Single Variable Calculus, Chapter 2, 2.5, Section 2.5, Problem 12

Show that the function $\displaystyle h(t) = \frac{2t - 3t^2}{1 + t^3}$ is continuous at the given number $a = 1$ using the definition of continuity and the properties of limits.

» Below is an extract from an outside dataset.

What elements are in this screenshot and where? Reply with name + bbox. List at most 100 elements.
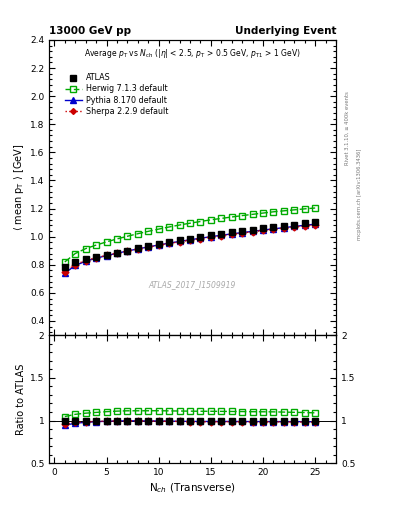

By using properties of limit.

$
\begin{equation}
\begin{aligned}

& \lim \limits_{x \to 1} \left( \frac{2t - 3t^2}{1 + t^3} \right) &&= \frac{2\lim \limits_{x \to 1} t - 3\lim \limits_{x \to 1} t^2}{\lim \limits_{x \to 1} 1 + \lim \limits_{x \to 1} t^3}
&& \text{Apply Difference, Sum and Quotient Law}\\
\\
& \phantom{x} && = \frac{2(1) - 3(1)^2}{1 + (1)^3}
&& \text{Substitute given value of $a$}\\

& \phantom{x} && = -\frac{1}{2}

\end{aligned}
\end{equation}
$


By using the definition of continuity
$ \lim \limits_{x \to a} f(x) = f(a) $





$
\begin{equation}
\begin{aligned}
& \lim \limits_{x \to 1} \left( \frac{2t - 3t^2}{1 + t^3} \right)
&& = \frac{2(1)-3(1)^2}{1+(1)^3}\\
& \phantom {x} && = -\frac{1}{2}
\end{aligned}
\end{equation}
$


Therefore, by applying either of the two, we have shown that the function is continuous at 1 and is equal to $\displaystyle -\frac{1}{2}$